Il conflitto è uno straordinario strumento di autoregolazione per imparare a conoscersi, sviluppando, in occasionali circostanze evolutive, competenze antinarcisistiche, contro le autoreferenzialità dell'armonia stereotipata e asfittica, della tirannia narcisistica, pervasiva nell'attuale dimensione sociale, che impedisce al soggetto di evocare ed affrontare i personali, più intimi e reconditi fantasmi interiori, più o meno inconsci e latenti, invece di svelare così la realtà potenziale del conflitto, vissuto come risorsa e non come istanza esperienziale patologica. Una citazione tratta da “Le città invisibili” di Italo Calvino, offre spunti per la costruzione di un'alternativa conflittuale possibile, imparando a leggere e a vivere il conflitto nell'epoché, nella sospensione del giudizio, per cercare un'adeguata distanza relazionale finalizzata all'apprendimento, alla comprensione dei personali “tasti dolenti”, ossia strutture ideative interiori, collegate necessariamente ai vissuti psicologici, di cui costituiscono un condensato emotivo, evocato dalla storia di vita personale.
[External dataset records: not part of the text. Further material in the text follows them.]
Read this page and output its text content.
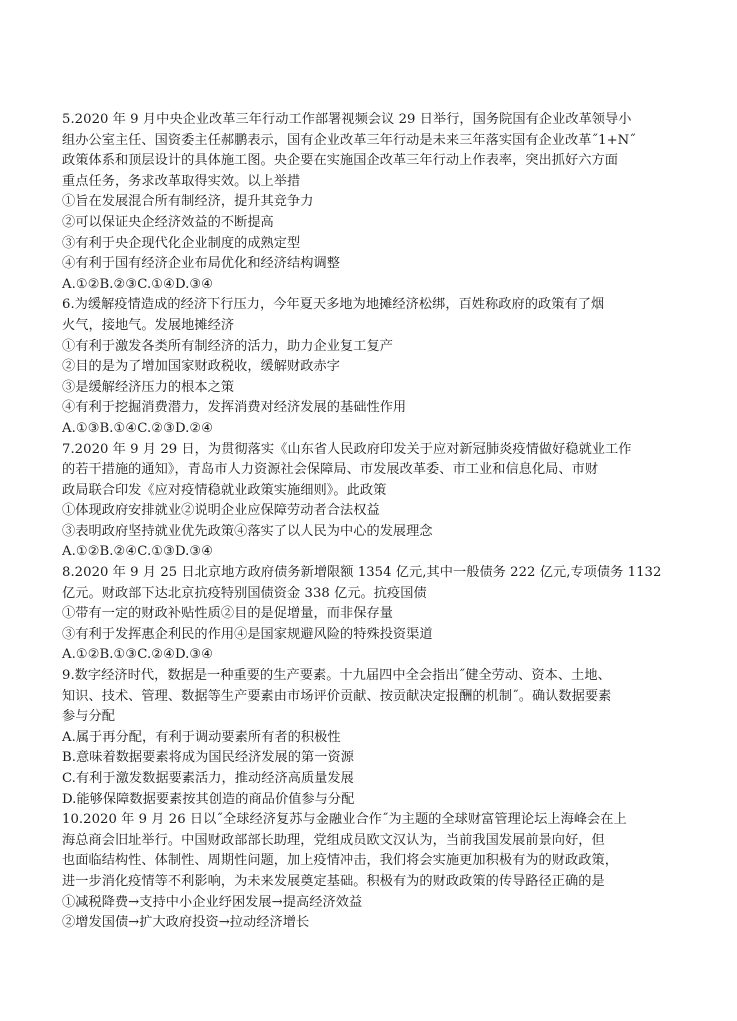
5.2020 年 9 月中央企业改革三年行动工作部署视频会议 29 日举行，国务院国有企业改革领导小
组办公室主任、国资委主任郝鹏表示，国有企业改革三年行动是未来三年落实国有企业改革˝1+N˝
政策体系和顶层设计的具体施工图。央企要在实施国企改革三年行动上作表率，突出抓好六方面
重点任务，务求改革取得实效。以上举措
①旨在发展混合所有制经济，提升其竞争力
②可以保证央企经济效益的不断提高
③有利于央企现代化企业制度的成熟定型
④有利于国有经济企业布局优化和经济结构调整
A.①②B.②③C.①④D.③④
6.为缓解疫情造成的经济下行压力，今年夏天多地为地摊经济松绑，百姓称政府的政策有了烟
火气，接地气。发展地摊经济
①有利于激发各类所有制经济的活力，助力企业复工复产
②目的是为了增加国家财政税收，缓解财政赤字
③是缓解经济压力的根本之策
④有利于挖掘消费潜力，发挥消费对经济发展的基础性作用
A.①③B.①④C.②③D.②④
7.2020 年 9 月 29 日，为贯彻落实《山东省人民政府印发关于应对新冠肺炎疫情做好稳就业工作
的若干措施的通知》，青岛市人力资源社会保障局、市发展改革委、市工业和信息化局、市财
政局联合印发《应对疫情稳就业政策实施细则》。此政策
①体现政府安排就业②说明企业应保障劳动者合法权益
③表明政府坚持就业优先政策④落实了以人民为中心的发展理念
A.①②B.②④C.①③D.③④
8.2020 年 9 月 25 日北京地方政府债务新增限额 1354 亿元,其中一般债务 222 亿元,专项债务 1132
亿元。财政部下达北京抗疫特别国债资金 338 亿元。抗疫国债
①带有一定的财政补贴性质②目的是促增量，而非保存量
③有利于发挥惠企利民的作用④是国家规避风险的特殊投资渠道
A.①②B.①③C.②④D.③④
9.数字经济时代，数据是一种重要的生产要素。十九届四中全会指出˝健全劳动、资本、土地、
知识、技术、管理、数据等生产要素由市场评价贡献、按贡献决定报酬的机制˝。确认数据要素
参与分配
A.属于再分配，有利于调动要素所有者的积极性
B.意味着数据要素将成为国民经济发展的第一资源
C.有利于激发数据要素活力，推动经济高质量发展
D.能够保障数据要素按其创造的商品价值参与分配
10.2020 年 9 月 26 日以˝全球经济复苏与金融业合作˝为主题的全球财富管理论坛上海峰会在上
海总商会旧址举行。中国财政部部长助理，党组成员欧文汉认为，当前我国发展前景向好，但
也面临结构性、体制性、周期性问题，加上疫情冲击，我们将会实施更加积极有为的财政政策，
进一步消化疫情等不利影响，为未来发展奠定基础。积极有为的财政政策的传导路径正确的是
①减税降费→支持中小企业纾困发展→提高经济效益
②增发国债→扩大政府投资→拉动经济增长
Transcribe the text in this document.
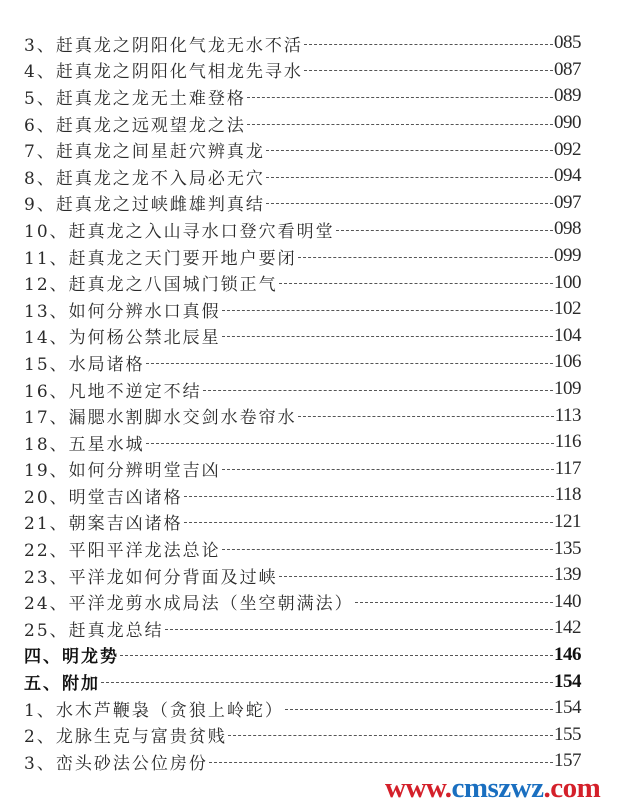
3、赶真龙之阴阳化气龙无水不活	085
4、赶真龙之阴阳化气相龙先寻水	087
5、赶真龙之龙无土难登格	089
6、赶真龙之远观望龙之法	090
7、赶真龙之间星赶穴辨真龙	092
8、赶真龙之龙不入局必无穴	094
9、赶真龙之过峡雌雄判真结	097
10、赶真龙之入山寻水口登穴看明堂	098
11、赶真龙之天门要开地户要闭	099
12、赶真龙之八国城门锁正气	100
13、如何分辨水口真假	102
14、为何杨公禁北辰星	104
15、水局诸格	106
16、凡地不逆定不结	109
17、漏腮水割脚水交剑水卷帘水	113
18、五星水城	116
19、如何分辨明堂吉凶	117
20、明堂吉凶诸格	118
21、朝案吉凶诸格	121
22、平阳平洋龙法总论	135
23、平洋龙如何分背面及过峡	139
24、平洋龙剪水成局法（坐空朝满法）	140
25、赶真龙总结	142
四、明龙势	146
五、附加	154
1、水木芦鞭袅（贪狼上岭蛇）	154
2、龙脉生克与富贵贫贱	155
3、峦头砂法公位房份	157
www.cmszwz.com
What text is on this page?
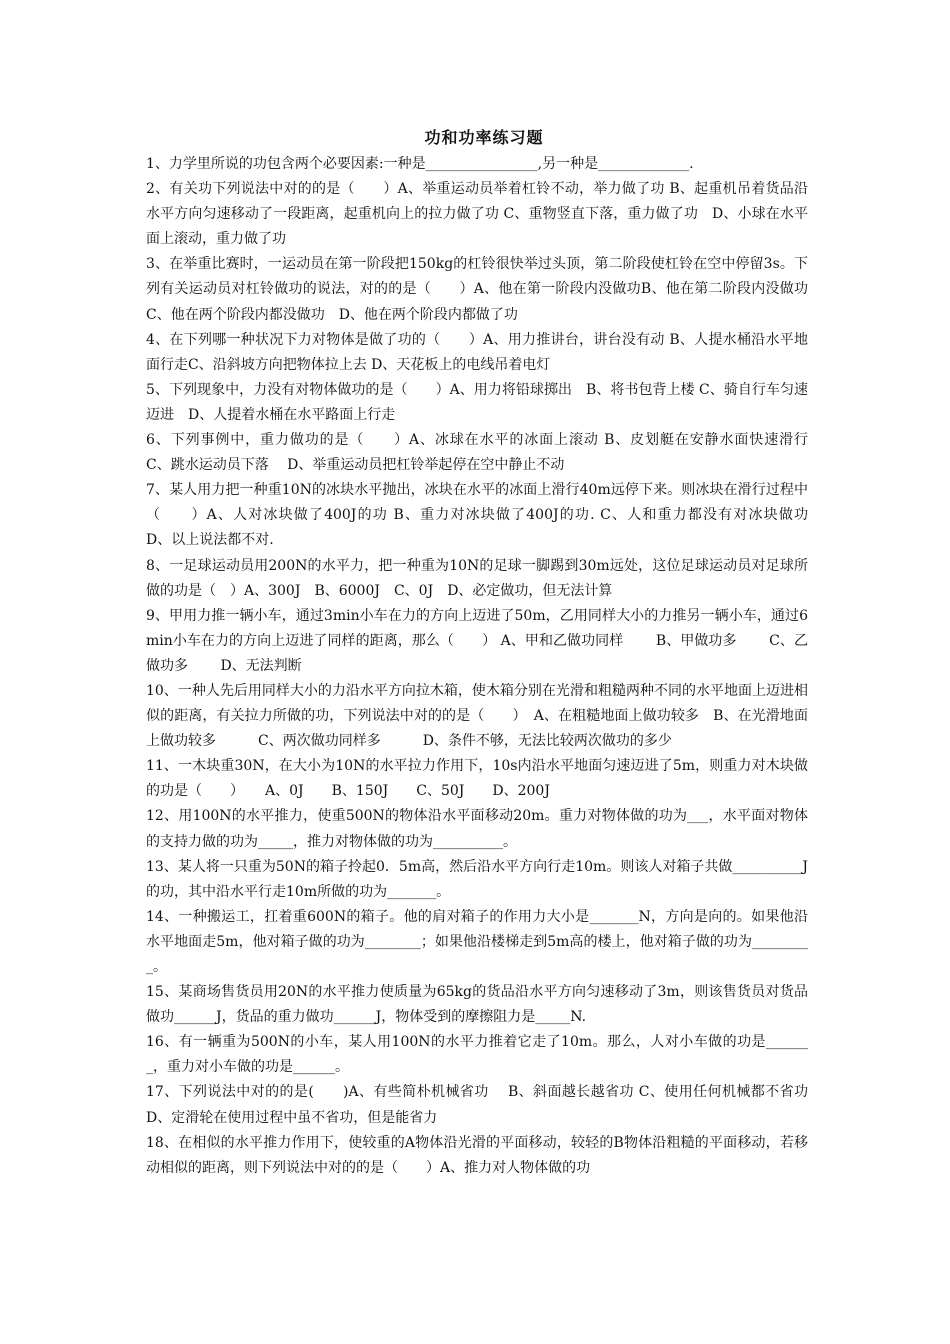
功和功率练习题

1、力学里所说的功包含两个必要因素:一种是________________,另一种是_____________.

2、有关功下列说法中对的的是（　　）A、举重运动员举着杠铃不动，举力做了功 B、起重机吊着货品沿水平方向匀速移动了一段距离，起重机向上的拉力做了功 C、重物竖直下落，重力做了功　D、小球在水平面上滚动，重力做了功

3、在举重比赛时，一运动员在第一阶段把150kg的杠铃很快举过头顶，第二阶段使杠铃在空中停留3s。下列有关运动员对杠铃做功的说法，对的的是（　　）A、他在第一阶段内没做功B、他在第二阶段内没做功C、他在两个阶段内都没做功　D、他在两个阶段内都做了功

4、在下列哪一种状况下力对物体是做了功的（　　）A、用力推讲台，讲台没有动 B、人提水桶沿水平地面行走C、沿斜坡方向把物体拉上去 D、天花板上的电线吊着电灯

5、下列现象中，力没有对物体做功的是（　　）A、用力将铅球掷出　B、将书包背上楼 C、骑自行车匀速迈进　D、人提着水桶在水平路面上行走

6、下列事例中，重力做功的是（　　）A、冰球在水平的冰面上滚动 B、皮划艇在安静水面快速滑行　 C、跳水运动员下落　 D、举重运动员把杠铃举起停在空中静止不动

7、某人用力把一种重10N的冰块水平抛出，冰块在水平的冰面上滑行40m远停下来。则冰块在滑行过程中（　　）A、人对冰块做了400J的功 B、重力对冰块做了400J的功. C、人和重力都没有对冰块做功　　 D、以上说法都不对.

8、一足球运动员用200N的水平力，把一种重为10N的足球一脚踢到30m远处，这位足球运动员对足球所做的功是（　）A、300J　B、6000J　C、0J　D、必定做功，但无法计算

9、甲用力推一辆小车，通过3min小车在力的方向上迈进了50m，乙用同样大小的力推另一辆小车，通过6min小车在力的方向上迈进了同样的距离，那么（　　） A、甲和乙做功同样　　 B、甲做功多　　 C、乙做功多　　 D、无法判断

10、一种人先后用同样大小的力沿水平方向拉木箱，使木箱分别在光滑和粗糙两种不同的水平地面上迈进相似的距离，有关拉力所做的功，下列说法中对的的是（　　）　A、在粗糙地面上做功较多　B、在光滑地面上做功较多　　　C、两次做功同样多　　　D、条件不够，无法比较两次做功的多少

11、一木块重30N，在大小为10N的水平拉力作用下，10s内沿水平地面匀速迈进了5m，则重力对木块做的功是（　　）　　A、0J　　B、150J　　C、50J　　D、200J

12、用100N的水平推力，使重500N的物体沿水平面移动20m。重力对物体做的功为___，水平面对物体的支持力做的功为_____，推力对物体做的功为__________。

13、某人将一只重为50N的箱子拎起0．5m高，然后沿水平方向行走10m。则该人对箱子共做__________J的功，其中沿水平行走10m所做的功为_______。

14、一种搬运工，扛着重600N的箱子。他的肩对箱子的作用力大小是_______N，方向是向的。如果他沿水平地面走5m，他对箱子做的功为________；如果他沿楼梯走到5m高的楼上，他对箱子做的功为_________。

15、某商场售货员用20N的水平推力使质量为65kg的货品沿水平方向匀速移动了3m，则该售货员对货品做功______J，货品的重力做功______J，物体受到的摩擦阻力是_____N.

16、有一辆重为500N的小车，某人用100N的水平力推着它走了10m。那么，人对小车做的功是_______，重力对小车做的功是______。

17、下列说法中对的的是(　　)A、有些简朴机械省功　 B、斜面越长越省功 C、使用任何机械都不省功　D、定滑轮在使用过程中虽不省功，但是能省力

18、在相似的水平推力作用下，使较重的A物体沿光滑的平面移动，较轻的B物体沿粗糙的平面移动，若移动相似的距离，则下列说法中对的的是（　　）A、推力对人物体做的功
Nel “diario dei conflitti” è necessario liberarsi dal mito pedagogico della tempestività, contrapponendolo ad una cultura della distanza e della capacità di affrontare la dimensione emotiva conflittuale, imparando dall'errore, dallo scarto, dall'imprevisto, in spazi di riflessione introspettiva, oltre le componenti subliminali e arcaiche, presenti nella relazione, che scatenano registri comportamentali impliciti e conflitti interpersonali e intrapsichici, collegati alla storia educativa del soggetto, alle aspettative, alle emozioni, alle contrarietà, ai passaggi di ruolo nella vita.
L'Autore, Daniele Novara, allievo di Danilo Dolci, approfondisce l'efficacia dell'arte maieutica nei conflitti, per approdare ad un’epistemologia pedagogica, dove il conflitto si struttura come esperienza apprenditiva, per interiorizzare nuove misure relazionali e decisionali, condensate in una “grammatica dei conflitti”, che ponga al centro del processo educativo e formativo la persona, le sue esperienze, la creatività, le dinamiche interiori, trasformando le contrarietà in risorse e considerando il soggetto come origine, motivo e fine del processo conoscitivo, per attivare processi cognitivi e apprenditivi, orientati sostanzialmente a rievocare vissuti ed emozioni che costruiscano persone pienamente realizzate, libere e felici.